Department of Health Confirms NICE's VBP Responsibility
It has been known for a while that NICE would assume key responsibility in determining the value of new medicines subject to the UK's new VBP system. VBP is being introduced from 1 January 2014 for new medicines approved for marketing or new indications of existing medicines approved for marketing for the first time. Details on how the VBP of a drug would be determined are still fuzzy, but the Department of Health announced shortly after plans for the VBP new system were revealed that NICE - given its wealth of expertise in pharmacoeconomics and cost-effectiveness analysis - would be central to the implementation of VBP.

This view has been reiterated recently by the Department of Health, which stated in a March 2013 announcement that NICE will "have a crucial role in the future value-based pricing (VBP) arrangements for branded medicines" and will "build on its current drug evaluation processes by giving it broader scope to assess a medicine's benefits and costs".

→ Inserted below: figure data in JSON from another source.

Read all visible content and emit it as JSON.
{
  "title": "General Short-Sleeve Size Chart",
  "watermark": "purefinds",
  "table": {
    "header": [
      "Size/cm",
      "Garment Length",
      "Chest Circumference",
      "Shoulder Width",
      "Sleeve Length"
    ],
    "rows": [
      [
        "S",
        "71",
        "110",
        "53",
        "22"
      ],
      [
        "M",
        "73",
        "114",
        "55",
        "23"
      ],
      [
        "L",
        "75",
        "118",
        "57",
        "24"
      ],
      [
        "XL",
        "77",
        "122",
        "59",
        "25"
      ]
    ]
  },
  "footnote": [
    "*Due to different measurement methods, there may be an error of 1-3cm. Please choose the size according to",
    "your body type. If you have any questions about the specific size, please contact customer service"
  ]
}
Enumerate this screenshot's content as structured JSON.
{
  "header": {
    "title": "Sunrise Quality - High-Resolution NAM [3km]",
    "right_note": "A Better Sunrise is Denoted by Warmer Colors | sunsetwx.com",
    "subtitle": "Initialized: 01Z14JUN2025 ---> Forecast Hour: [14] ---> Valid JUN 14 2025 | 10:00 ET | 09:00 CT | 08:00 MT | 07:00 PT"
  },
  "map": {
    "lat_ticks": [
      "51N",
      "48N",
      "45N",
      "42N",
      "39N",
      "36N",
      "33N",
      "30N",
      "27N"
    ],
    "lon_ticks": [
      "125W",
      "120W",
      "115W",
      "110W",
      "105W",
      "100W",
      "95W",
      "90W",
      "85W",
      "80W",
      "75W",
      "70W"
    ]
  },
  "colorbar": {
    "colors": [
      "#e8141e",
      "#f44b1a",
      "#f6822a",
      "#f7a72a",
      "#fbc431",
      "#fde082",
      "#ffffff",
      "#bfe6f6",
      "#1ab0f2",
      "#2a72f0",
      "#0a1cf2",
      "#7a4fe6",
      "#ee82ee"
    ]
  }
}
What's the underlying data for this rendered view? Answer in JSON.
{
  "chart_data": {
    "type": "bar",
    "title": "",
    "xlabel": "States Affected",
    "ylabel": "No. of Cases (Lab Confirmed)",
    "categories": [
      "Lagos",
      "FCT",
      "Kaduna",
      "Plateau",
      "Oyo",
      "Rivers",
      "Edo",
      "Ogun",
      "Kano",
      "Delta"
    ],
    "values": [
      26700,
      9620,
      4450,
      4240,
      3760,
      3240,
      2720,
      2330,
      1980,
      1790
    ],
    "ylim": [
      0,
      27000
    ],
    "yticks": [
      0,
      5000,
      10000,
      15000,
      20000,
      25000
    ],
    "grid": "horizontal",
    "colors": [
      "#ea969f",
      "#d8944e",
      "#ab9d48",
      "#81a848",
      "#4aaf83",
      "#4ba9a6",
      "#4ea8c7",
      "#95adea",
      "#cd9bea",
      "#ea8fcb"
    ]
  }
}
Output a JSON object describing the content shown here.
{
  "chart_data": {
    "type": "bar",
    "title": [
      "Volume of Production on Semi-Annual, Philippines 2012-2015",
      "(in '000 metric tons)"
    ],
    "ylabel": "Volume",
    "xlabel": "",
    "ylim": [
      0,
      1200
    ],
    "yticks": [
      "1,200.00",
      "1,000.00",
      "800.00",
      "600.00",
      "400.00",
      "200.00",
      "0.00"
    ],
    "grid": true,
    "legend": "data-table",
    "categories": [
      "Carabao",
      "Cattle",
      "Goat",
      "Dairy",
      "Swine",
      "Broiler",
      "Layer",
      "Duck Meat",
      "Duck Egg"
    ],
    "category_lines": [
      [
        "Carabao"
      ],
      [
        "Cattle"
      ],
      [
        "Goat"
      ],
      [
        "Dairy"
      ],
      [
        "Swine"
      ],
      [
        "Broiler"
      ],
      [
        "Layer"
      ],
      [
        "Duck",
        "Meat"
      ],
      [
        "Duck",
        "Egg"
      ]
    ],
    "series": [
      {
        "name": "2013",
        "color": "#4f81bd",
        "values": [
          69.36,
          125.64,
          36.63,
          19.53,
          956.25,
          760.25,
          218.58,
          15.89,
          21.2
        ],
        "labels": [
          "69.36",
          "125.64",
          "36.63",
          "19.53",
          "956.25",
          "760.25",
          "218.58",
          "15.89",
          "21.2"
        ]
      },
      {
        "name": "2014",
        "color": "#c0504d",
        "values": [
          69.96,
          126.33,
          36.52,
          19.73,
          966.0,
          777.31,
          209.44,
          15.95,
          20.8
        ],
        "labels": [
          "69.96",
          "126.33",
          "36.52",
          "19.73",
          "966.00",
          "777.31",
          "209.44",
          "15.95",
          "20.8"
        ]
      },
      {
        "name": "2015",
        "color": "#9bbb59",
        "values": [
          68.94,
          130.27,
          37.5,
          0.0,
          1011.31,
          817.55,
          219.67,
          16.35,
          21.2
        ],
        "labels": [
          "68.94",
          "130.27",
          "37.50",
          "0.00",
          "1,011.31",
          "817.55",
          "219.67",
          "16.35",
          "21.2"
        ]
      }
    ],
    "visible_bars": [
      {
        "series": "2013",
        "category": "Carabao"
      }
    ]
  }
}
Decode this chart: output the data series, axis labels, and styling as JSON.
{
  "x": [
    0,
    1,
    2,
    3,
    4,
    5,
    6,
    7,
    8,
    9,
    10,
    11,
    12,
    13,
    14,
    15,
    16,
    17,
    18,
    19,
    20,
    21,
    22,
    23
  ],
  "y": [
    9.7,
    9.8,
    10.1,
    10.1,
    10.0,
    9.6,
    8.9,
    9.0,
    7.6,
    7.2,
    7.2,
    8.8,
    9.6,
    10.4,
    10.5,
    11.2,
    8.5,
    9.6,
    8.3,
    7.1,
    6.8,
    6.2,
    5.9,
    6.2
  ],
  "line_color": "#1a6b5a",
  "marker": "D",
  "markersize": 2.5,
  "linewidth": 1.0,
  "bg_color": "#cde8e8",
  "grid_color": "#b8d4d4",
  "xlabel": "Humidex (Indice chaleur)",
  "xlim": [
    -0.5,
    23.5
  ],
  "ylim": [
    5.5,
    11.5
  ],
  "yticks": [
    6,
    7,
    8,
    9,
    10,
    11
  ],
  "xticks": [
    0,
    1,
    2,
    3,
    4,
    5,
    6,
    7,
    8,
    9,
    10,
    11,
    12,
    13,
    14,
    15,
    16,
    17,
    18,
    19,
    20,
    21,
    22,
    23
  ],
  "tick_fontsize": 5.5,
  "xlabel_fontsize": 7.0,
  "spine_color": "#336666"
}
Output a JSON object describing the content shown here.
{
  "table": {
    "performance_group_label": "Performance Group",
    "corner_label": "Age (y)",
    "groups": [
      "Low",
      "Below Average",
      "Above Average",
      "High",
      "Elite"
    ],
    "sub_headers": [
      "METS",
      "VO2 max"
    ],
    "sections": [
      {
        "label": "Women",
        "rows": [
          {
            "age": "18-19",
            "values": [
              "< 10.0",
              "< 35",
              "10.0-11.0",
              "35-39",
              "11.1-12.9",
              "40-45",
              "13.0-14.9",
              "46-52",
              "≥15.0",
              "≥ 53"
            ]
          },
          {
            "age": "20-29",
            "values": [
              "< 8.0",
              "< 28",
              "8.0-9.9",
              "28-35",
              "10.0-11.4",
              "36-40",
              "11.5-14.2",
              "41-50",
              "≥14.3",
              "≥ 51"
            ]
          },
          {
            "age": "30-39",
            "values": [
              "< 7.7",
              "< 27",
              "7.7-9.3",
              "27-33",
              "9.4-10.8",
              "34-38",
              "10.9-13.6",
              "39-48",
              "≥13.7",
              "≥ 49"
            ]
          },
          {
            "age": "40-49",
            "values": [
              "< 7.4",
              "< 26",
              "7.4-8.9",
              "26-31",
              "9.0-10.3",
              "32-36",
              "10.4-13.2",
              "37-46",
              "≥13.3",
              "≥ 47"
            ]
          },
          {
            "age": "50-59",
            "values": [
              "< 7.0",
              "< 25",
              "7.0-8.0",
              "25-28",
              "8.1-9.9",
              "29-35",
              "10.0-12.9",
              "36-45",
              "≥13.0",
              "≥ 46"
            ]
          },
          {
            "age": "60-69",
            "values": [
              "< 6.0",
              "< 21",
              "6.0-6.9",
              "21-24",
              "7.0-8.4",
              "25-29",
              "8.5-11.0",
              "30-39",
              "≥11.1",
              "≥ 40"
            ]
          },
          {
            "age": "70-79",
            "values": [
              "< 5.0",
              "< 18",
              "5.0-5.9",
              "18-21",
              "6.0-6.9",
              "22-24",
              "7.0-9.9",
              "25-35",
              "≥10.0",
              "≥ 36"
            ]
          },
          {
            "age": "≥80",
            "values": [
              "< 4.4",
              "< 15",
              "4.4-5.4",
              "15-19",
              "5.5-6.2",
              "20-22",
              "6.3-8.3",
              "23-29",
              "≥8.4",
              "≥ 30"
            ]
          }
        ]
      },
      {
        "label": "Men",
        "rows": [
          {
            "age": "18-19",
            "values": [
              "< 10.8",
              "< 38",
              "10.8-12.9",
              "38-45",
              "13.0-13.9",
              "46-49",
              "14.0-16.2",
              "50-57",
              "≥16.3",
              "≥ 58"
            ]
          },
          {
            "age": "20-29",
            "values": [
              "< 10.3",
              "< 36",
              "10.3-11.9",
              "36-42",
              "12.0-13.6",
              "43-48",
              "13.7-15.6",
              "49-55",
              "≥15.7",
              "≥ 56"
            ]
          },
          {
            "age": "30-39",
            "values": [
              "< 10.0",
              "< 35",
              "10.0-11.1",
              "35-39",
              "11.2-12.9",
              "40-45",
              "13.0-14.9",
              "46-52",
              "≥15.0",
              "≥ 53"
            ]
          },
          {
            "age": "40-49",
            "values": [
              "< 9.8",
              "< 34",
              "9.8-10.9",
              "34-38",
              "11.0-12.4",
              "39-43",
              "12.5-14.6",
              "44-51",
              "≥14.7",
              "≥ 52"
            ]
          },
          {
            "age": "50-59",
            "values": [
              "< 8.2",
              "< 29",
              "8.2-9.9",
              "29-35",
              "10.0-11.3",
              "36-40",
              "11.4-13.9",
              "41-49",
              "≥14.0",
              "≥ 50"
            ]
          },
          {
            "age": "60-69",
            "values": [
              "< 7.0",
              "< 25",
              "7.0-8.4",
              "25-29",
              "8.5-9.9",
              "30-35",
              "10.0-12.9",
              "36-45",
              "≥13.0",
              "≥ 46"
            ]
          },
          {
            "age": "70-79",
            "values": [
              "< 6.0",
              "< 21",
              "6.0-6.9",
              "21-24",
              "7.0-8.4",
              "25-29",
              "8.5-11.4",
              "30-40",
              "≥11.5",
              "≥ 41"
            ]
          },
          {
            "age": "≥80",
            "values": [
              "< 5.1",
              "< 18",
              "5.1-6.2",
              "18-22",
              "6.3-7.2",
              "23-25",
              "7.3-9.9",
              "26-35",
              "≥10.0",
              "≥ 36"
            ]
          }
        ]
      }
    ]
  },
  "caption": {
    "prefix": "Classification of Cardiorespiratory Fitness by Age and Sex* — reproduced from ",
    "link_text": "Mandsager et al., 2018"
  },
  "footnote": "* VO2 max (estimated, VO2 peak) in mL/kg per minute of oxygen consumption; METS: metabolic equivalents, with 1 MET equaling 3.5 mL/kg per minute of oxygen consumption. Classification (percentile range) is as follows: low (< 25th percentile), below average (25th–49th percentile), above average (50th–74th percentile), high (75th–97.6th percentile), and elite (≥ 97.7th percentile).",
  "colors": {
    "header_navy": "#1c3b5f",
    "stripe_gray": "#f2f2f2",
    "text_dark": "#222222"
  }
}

Department of Health Passes the Ball to NICE
The restatement of this commitment to have NICE play a central role in VBP calculation is odd, to say the least. The only conceivable reason is perhaps the need to assure stakeholders that the implementation of VBP is still proceeding and is on track for introduction by 1 January and if there are any outstanding questions these should be directed to NICE. The British public itself has been relatively oblivious to the pending VBP implementation and what it would mean in terms of access to medicines. Instead the public focus has been on Accident and Emergency (A&E) department downgrades and hospital closures. So it seems that hardly any of the pressure to clarify progress with VBP implementation has come from the general population. Physicians -grappling with their new role as budget holders trying to reconcile savings needs with their commitment to local hospitals and local patients - have hardly been vocal in the VBP implementation debate. NICE, for its part, has raised some concerns about potential double-counting of certain benefits of a medicines under VBP, but mainly remains focused on developing its VBP methodology … diligently and quietly.

The reassurance then appears to be mainly directed at the pharmaceutical industry and the new NHS commissioning boards (i.e., the payer). The industry has been involved in negotiations with the Department of Health since September 2012 - or at least this is when the negotiations were publicly acknowledged by both sides. The outcome of these negotiations has not been announced, but concerns have been raised by the industry that the VBP calculation may not reward incremental innovation. Is it that now the DH is implicitly stating that the VBP calculation methodology is now in the hands of NICE and the industry should be talking to NICE? Or potentially a statement designed to reassure the NHS trusts that VBP is coming on 1 January one or another and the VBP calculation will help them to control costs going forward.

It remains to be seen in the coming months who was the intended target of these latest Department of Health comments and more importantly how stakeholders would be affected by the implementation of VBP from next year.